Venue: The Space On The Mile @ Jury’s Inn (V260)

Festival:


Low Down

Strinberg’s The Stronger isn’t a one-woman play. While it’s true that only one character speaks, the script is decidedly not a monologue: when the second woman remains silent, we’re left to decide who, indeed, is ‘the stronger’: she who is constantly speaking, or the one who’s mute – can she simply not think of any response, or is she confident enough to choose to remain silent?

Review

In this production, some of that interpretation is done for us when The Stronger is presented as a one woman play, particularly as it’s a one woman play where there’s still a second character – except that that other character is mimed.
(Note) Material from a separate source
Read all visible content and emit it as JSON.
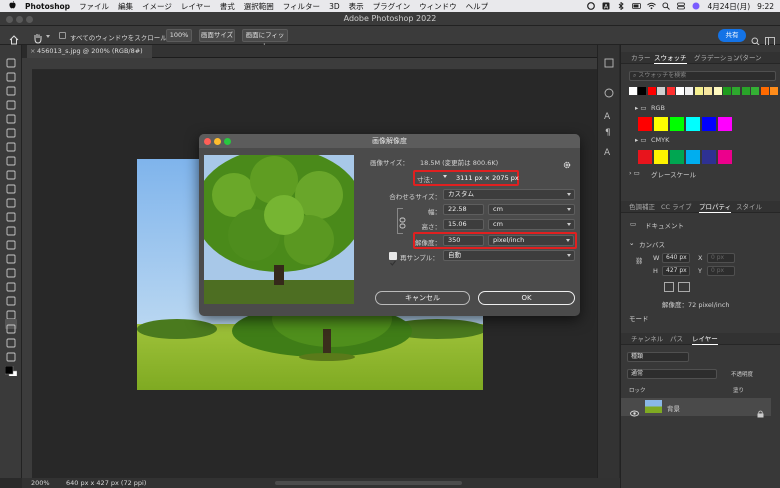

When you only have one body on stage, it colours the entire piece. Mlle X’s dialogue is filled with nervous pauses, but we could afford to have them significantly longer (there’s no-one on stage to interrupt, after all). When she tells Mlle Y that it ‘really hurts’ to see the other woman alone, we cannot help but be aware that she – Mlle X – is herself alone.

When we first see her, her body is coiled in tension, ready to break free. Her eyes flutter across the space, always fearful that she’s being watched, a memory play of paranoia: when she gloats over Mlle Y, does that make her indeed weaker? She smirks, and says ‘you’ve lost him – your loss is my gain’ – and again, we see the empty chair to which she speaks, making us question how much of what we see is reality, and if, perhaps Mlle Y isn’t mimed at all, but actually absent – and therefore, of course, the stronger.
 
Laura Pradelska’s performance is a nuance of emotions, combating each other for supremacy, leaving us entirely uncertain by the end if she should be an object for our sympathy. An elegant oddity.